The Republicans, many of whom believe that the failure of Obamas healthcare reform will spell the failure of his presidency, have been thereby served notice. An angry electorate - which, at the moment, seems ready to punish Democrats for their attempt at passing an unpopular government takeover of healthcare - is likely to become even angrier if it turns out that the failure to reform healthcare will give the haughty insurance companies the green light to price even more millions of hard-working Americans out of the health insurance market. That species of anger will be directed toward the Republicans, and not the Democrats.
DrRich has always maintained that if healthcare reform is to happen, despite the incompetence of the Democrats who control everything, the reason it will happen is because the insurance companies cannot survive without it.
Accordingly, Republicans who understand what Wellpoint is telling them will think twice about skipping President Obamas proposed bipartisan summit on healthcare, or behaving intractably if they do show up. If they fail to get the message, DrRich suspects that we will soon be hearing about additional, even more astounding, rate hikes.
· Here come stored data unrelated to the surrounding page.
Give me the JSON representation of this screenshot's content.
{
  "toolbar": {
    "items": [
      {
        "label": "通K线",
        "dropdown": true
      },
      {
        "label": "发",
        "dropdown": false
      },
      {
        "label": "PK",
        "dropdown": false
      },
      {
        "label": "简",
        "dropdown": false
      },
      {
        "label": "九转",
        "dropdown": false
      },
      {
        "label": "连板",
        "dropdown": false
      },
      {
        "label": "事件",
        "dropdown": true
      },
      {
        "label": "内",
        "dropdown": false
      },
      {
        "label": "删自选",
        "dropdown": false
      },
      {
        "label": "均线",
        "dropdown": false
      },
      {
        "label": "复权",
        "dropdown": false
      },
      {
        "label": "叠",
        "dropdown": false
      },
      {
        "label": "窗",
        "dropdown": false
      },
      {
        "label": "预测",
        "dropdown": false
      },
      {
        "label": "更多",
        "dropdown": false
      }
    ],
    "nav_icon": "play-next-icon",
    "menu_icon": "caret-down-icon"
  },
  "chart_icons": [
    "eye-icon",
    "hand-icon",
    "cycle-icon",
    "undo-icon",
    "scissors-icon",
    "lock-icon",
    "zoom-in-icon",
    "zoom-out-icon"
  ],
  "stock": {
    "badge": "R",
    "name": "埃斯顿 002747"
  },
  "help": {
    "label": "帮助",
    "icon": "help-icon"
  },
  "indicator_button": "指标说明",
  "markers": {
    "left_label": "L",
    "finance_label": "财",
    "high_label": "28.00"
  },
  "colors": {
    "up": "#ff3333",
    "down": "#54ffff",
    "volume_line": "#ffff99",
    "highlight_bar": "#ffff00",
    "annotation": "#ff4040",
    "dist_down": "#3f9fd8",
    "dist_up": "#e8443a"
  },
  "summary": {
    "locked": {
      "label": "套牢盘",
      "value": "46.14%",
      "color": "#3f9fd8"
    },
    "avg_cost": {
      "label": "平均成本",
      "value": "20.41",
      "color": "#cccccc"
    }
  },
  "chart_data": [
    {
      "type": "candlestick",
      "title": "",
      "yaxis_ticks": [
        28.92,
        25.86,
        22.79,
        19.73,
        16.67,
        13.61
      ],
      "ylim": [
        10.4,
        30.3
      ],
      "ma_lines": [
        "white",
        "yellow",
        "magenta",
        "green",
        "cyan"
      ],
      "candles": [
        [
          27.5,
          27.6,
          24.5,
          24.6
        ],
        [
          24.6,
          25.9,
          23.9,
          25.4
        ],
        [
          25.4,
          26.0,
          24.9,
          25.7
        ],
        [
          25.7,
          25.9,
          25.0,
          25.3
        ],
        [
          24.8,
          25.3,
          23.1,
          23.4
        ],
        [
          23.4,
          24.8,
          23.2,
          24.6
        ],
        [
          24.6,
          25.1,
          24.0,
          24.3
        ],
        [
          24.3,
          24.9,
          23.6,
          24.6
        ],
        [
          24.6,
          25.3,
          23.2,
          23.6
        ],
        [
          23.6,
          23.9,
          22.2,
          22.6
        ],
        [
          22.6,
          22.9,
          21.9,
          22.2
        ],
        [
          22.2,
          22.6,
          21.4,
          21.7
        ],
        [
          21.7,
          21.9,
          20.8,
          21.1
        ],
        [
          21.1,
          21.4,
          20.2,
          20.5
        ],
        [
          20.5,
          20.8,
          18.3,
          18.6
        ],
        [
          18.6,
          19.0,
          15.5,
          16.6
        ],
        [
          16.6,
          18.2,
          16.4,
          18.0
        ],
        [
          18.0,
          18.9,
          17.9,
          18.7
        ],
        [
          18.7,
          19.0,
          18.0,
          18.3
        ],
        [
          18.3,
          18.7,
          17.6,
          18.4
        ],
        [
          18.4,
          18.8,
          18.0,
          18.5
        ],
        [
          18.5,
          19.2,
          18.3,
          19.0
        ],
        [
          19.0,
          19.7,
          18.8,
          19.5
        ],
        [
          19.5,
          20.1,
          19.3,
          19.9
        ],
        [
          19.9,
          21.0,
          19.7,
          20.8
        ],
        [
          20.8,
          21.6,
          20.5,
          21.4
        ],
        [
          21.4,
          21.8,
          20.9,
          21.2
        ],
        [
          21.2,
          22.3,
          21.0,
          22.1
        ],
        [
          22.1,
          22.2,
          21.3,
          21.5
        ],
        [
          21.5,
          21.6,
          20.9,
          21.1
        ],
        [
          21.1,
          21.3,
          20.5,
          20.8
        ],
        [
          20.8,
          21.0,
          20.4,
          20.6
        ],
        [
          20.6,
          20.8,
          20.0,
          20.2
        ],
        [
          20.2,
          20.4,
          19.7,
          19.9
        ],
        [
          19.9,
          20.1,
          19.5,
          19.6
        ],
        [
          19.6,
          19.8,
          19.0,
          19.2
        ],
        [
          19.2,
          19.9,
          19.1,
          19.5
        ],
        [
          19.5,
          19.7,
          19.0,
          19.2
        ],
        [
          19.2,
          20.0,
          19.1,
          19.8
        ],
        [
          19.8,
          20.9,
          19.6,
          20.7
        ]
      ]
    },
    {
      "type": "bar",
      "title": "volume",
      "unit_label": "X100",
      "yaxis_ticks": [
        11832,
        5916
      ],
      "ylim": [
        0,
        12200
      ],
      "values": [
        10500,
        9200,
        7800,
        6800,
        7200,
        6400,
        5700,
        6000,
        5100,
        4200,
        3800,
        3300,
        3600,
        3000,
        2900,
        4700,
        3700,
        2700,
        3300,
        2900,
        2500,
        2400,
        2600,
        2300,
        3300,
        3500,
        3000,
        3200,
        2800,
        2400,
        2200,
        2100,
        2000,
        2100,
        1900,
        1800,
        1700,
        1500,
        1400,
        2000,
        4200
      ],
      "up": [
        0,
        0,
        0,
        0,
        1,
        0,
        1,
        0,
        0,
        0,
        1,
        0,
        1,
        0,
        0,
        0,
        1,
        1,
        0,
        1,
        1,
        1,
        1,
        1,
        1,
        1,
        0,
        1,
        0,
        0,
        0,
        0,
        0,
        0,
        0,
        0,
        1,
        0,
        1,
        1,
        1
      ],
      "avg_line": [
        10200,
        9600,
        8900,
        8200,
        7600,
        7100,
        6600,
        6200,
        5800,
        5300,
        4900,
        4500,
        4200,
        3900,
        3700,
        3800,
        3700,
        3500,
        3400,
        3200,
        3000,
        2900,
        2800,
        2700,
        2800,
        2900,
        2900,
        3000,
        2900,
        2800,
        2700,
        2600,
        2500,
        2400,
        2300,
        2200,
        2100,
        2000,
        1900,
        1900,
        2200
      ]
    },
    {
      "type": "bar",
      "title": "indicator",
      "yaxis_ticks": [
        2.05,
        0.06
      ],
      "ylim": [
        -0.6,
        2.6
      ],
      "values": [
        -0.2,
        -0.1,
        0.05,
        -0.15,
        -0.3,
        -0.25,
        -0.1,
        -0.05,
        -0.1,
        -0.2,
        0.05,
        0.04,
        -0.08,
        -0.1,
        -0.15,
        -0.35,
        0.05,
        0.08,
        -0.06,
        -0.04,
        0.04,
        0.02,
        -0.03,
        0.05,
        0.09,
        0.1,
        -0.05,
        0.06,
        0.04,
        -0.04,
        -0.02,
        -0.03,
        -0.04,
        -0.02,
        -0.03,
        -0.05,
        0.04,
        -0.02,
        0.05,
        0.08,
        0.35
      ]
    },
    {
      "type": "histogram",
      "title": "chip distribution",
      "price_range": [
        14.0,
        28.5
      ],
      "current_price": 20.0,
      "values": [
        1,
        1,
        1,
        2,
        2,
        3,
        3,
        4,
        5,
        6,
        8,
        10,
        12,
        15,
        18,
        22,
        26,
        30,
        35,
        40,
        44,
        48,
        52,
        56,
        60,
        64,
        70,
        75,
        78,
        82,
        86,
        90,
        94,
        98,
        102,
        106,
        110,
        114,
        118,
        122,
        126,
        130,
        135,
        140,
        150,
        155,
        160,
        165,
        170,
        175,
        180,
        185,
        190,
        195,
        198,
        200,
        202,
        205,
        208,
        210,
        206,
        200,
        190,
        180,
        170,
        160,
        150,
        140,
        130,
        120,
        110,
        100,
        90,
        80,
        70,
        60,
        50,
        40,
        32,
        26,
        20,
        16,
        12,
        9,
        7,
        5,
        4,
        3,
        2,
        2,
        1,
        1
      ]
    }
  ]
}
Not true: Blue Cross and Blue Shield alone are more than 70 years old in California.
But the insurance industry does not have that luxury. They are at the end of their tether
Not true: The insurance industry has been manacled by unfunded madates, over-regulation, greedy lawyers, and snidely socialists intent on their destruction
Wellpoint was also kind enough to mention (for anyone dense enough to have missed the point) that the need for higher premiums would be nicely mitigated if everybody was mandated to purchase health insurance.
Misleading: -and also is on record as being against those requirements.
Wellpoints premium increase immediately triggered great volumes of delighted outrage by thankful Democrats,
The only truth in this whole nasty hit piece.
I got a letter from “Wellpoint” raising my monthly premiums to $517 per month for a $2000 deductible policy with no riders. When I started buying health insurance, it was $35/mo with a $10 deductible. I don’t know whose “strategy” this is, but it’s a major expense for me. I don’t mind paying for services I actually receive, but I don’t like being used as a “strategy”. I say we should get the lawyers out of medicine and stop giving free healthcare to illegal aliens.
For another take on WellPoint’s actions:
The WellPoint Mugging
The brawl over rate increases is a preview of ObamaCare.
http://online.wsj.com/article/SB10001424052748704804204575069833643345608.html?mod=WSJ_Opinion_AboveLEFTTop
I don’t know about the lawyers, but definitely, these carriers have been put in a squeeze by government bureaucracy and idiotic legislation. If we get Obama Death Care, that aspect will be made worse. Last I heard, Death Care will require insurance companies to insure the uninsurable, at great risk to those companies. They have to make up the risk somehow, and that will come out of the pockets of the policyholders. My guess is that this rush to raise rates is a tactic to forestall those losses should Death Care pass.
$517 for a 2,000 deductible? I pay 558 and change for a 500 deductible. But I’m finding out that my coverage is becoming less and less. Nothing is covered at 100% anymore...most are 80%, some even less. Now the company is balkiing at coverage for a prescription I need. I keep thinking why am I paying premiums when the coverage stinks so badly and my out-of-pocket expenses are still high.
I view it as catastrophic coverage. One serious illness could wipe me out without insurance, but all the routine expenses are my responsibility. I just think I should pay less for such limited coverage.